Le soleil, la mer, le sable chaud et les moules-frites. Il y a des jours où le rêve de quat ’sous resterait presque le meilleur remède à la grisaille du ciel avec son perpétuel triptyque, humidité de l’air, chaleur et orage. Blottie au cœur des Monts, la vallée en est souvent épargnée. Mais les premiers grognements précèdent de peu une belle bordée de vent qui secoue les futaies. Les premières gouttes s’écrasent dans un bruit d’enfer sur les feuilles du marronnier.
Je me replie piteusement sous mon appentis. Le vacarme de la grêle contre les tuiles relègue l’"hymne à Vénus" de Tannhäuser diffusé à la radio dans les brumes germaniques. De guerre lasse, je regagne mon bureau. Mon chat César m’y a hélas précédé, excédé sans doute lui aussi par les intempéries. L’ennui ou mon absence ont si bien titillé son humeur qu’il y a semé une jolie pagaille.
Ma petite voisine Anaïs elle-même n’est jamais parvenue à un si brillant résultat. Pendant qu’il se repose benoîtement dans mon fauteuil, je remets chaque chose à sa place. Force m’est alors de constater que manque le magnifique stylo-plume de marque qu’une lectrice sous le charme de mes petites histoires m’avait gracieusement offert lors d’une fête du livre en Pays Basque.
Avec les années, nous nous étions l’un et l’autre peu à peu apprivoisés et il s’était bientôt révélé un précieux auxiliaire pour calligraphier les pleins et les déliés lors des dédicaces de mes romans. On a évidemment tort de s’attacher à ces produits manufacturés comme s’ils avaient eux aussi une âme. Le voici aujourd’hui retenu prisonnier sous l’armoire normande qui me tient lieu de bibliothèque et c’est avec nostalgie que je vais devoir me contenter d’un vulgaire stylo à bille publicitaire.
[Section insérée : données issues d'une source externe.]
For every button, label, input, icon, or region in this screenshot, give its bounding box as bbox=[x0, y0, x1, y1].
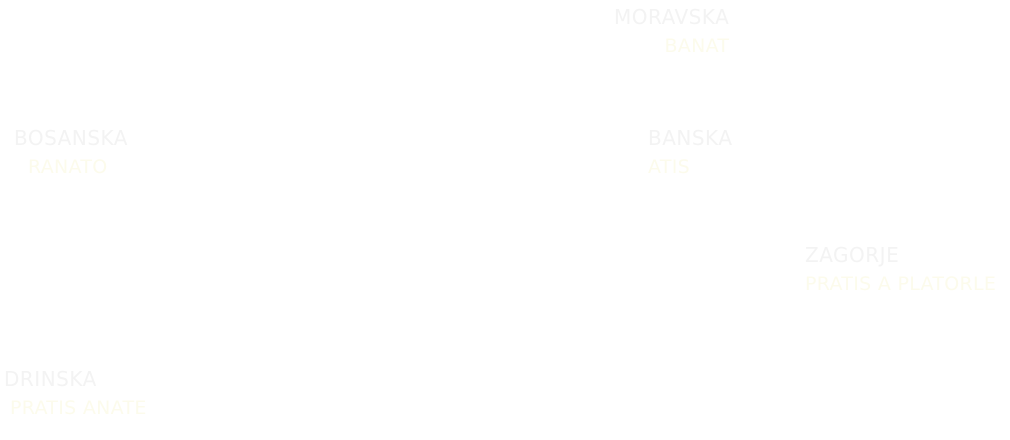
region-subtitle: ATIS bbox=[648, 156, 690, 178]
region-title: ZAGORJE bbox=[805, 243, 900, 267]
map-label-group: MORAVSKA BANAT bbox=[614, 3, 729, 61]
region-title: BANSKA bbox=[648, 126, 733, 150]
region-subtitle: BANAT bbox=[664, 35, 730, 57]
map-label-group: BOSANSKA RANATO bbox=[14, 124, 128, 182]
map-label-group: DRINSKA PRATIS ANATE bbox=[4, 365, 147, 423]
region-subtitle: PRATIS ANATE bbox=[10, 397, 147, 419]
region-title: MORAVSKA bbox=[614, 5, 730, 29]
region-subtitle: RANATO bbox=[28, 156, 108, 178]
map-label-group: ZAGORJE PRATIS A PLATORLE bbox=[805, 241, 996, 299]
region-title: BOSANSKA bbox=[14, 126, 128, 150]
region-subtitle: PRATIS A PLATORLE bbox=[805, 273, 997, 295]
map-label-group: BANSKA ATIS bbox=[648, 124, 733, 182]
region-title: DRINSKA bbox=[4, 367, 97, 391]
Mais je ne désespère pas de lui rendre un jour sa dignité. L’université de Berkeley, en Californie, vient de mettre au point un cafard mécanique de 46g seulement et capable de s’insinuer dans une ouverture d’à peine 1 centimètre. Une micro-caméra permet de suivre son parcours et de le guider jusqu’à son but. Là, à l’aide de deux micro-pinces, il peut agripper un objet de dix fois son poids et le traîner jusqu’à destination.
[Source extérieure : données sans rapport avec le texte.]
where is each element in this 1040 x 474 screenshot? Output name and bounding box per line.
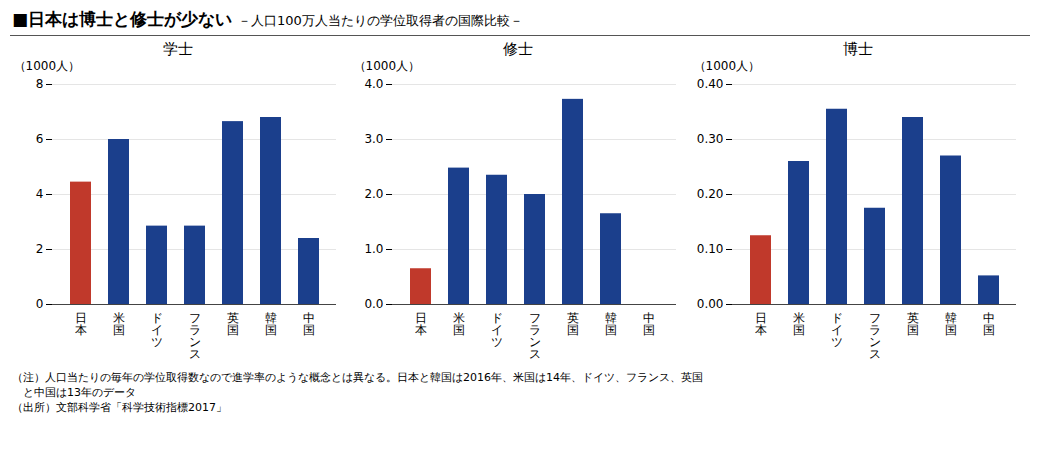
- svg-text:日本: 日本: [755, 311, 767, 337]
- html-text:（出所）文部科学省「科学技術指標2017」: （出所）文部科学省「科学技術指標2017」: [12, 401, 227, 414]
- svg-text:0.30: 0.30: [697, 132, 724, 146]
- svg-text:0: 0: [36, 297, 44, 311]
- svg-text:中国: 中国: [303, 311, 315, 337]
- html-text:博士: 博士: [843, 40, 873, 58]
- svg-text:日本: 日本: [415, 311, 427, 337]
- html-text:（注）人口当たりの毎年の学位取得数なので進学率のような概念と: （注）人口当たりの毎年の学位取得数なので進学率のような概念とは異なる。日本と韓国…: [12, 371, 703, 384]
- svg-text:0.20: 0.20: [697, 187, 724, 201]
- svg-text:0.0: 0.0: [364, 297, 383, 311]
- svg-text:（1000人）: （1000人）: [14, 59, 81, 73]
- svg-text:ドイツ: ドイツ: [491, 311, 503, 349]
- svg-text:日本: 日本: [75, 311, 87, 337]
- html-text:学士: 学士: [163, 40, 193, 58]
- svg-text:英国: 英国: [227, 311, 239, 337]
- svg-text:0.00: 0.00: [697, 297, 724, 311]
- svg-text:英国: 英国: [907, 311, 919, 337]
- svg-text:中国: 中国: [983, 311, 995, 337]
- svg-text:フランス: フランス: [869, 311, 881, 361]
- svg-text:（1000人）: （1000人）: [354, 59, 421, 73]
- svg-text:ドイツ: ドイツ: [831, 311, 843, 349]
- svg-text:6: 6: [36, 132, 44, 146]
- svg-text:フランス: フランス: [189, 311, 201, 361]
- svg-text:中国: 中国: [643, 311, 655, 337]
- svg-text:8: 8: [36, 77, 44, 91]
- svg-text:英国: 英国: [567, 311, 579, 337]
- svg-text:韓国: 韓国: [265, 311, 277, 337]
- html-text:修士: 修士: [503, 40, 533, 58]
- svg-text:1.0: 1.0: [364, 242, 383, 256]
- svg-text:フランス: フランス: [529, 311, 541, 361]
- svg-text:ドイツ: ドイツ: [151, 311, 163, 349]
- svg-text:4.0: 4.0: [364, 77, 383, 91]
- svg-text:3.0: 3.0: [364, 132, 383, 146]
- svg-text:2: 2: [36, 242, 44, 256]
- svg-text:0.40: 0.40: [697, 77, 724, 91]
- svg-text:米国: 米国: [453, 311, 465, 337]
- svg-text:（1000人）: （1000人）: [694, 59, 761, 73]
- svg-text:韓国: 韓国: [605, 311, 617, 337]
- html-text:と中国は13年のデータ: と中国は13年のデータ: [12, 386, 136, 399]
- svg-text:2.0: 2.0: [364, 187, 383, 201]
- svg-text:0.10: 0.10: [697, 242, 724, 256]
- svg-text:米国: 米国: [113, 311, 125, 337]
- html-text:■日本は博士と修士が少ない －人口100万人当たりの学位取得: ■日本は博士と修士が少ない －人口100万人当たりの学位取得者の国際比較－: [12, 9, 523, 29]
- svg-text:4: 4: [36, 187, 44, 201]
- svg-text:米国: 米国: [793, 311, 805, 337]
- svg-text:韓国: 韓国: [945, 311, 957, 337]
Il peut même travailler en meute et ses inventeurs ne désespèrent pas de l’utiliser un jour lors de tremblements de terre pour rechercher des survivants et peut-être même les tracter jusqu’aux sauveteurs. En réalité, ces micro-robots de la taille d’un insecte sont de plus en plus nombreux, depuis le moustique et l’abeille jusqu’à l’araignée d’eau, la puce et la termite. On voit bien les utilisations militaires qui pourraient en être faites. Espionnage, surveillance des milieux sensibles, attaque en masse de l’ennemi ainsi déstabilisé et fragilisé.
On peut imaginer des usages plus paisibles. Ainsi, inutile de s’enquérir de poil à gratter dans les haies d’églantiers pour faire une farce désopilante. Une puce agrémentée de son attirail électronique remplacera avantageusement les graterons urticants. Un moustique radioguidé fera perdre la tête à l’ami importun qui abuse de votre hospitalité. Un essaim de cancrelats libéré dans la cuisine de votre mégère de voisine l’incitera à déménager au plus vite.
Les journées gâchées par les orages et la pluie se pareront ainsi des belles couleurs de la bonne humeur et peut-être même pourrai-je ainsi recouvrer mon inestimable stylo. On voit par-là que les chemins du futur nous laissent bien des choses à espérer.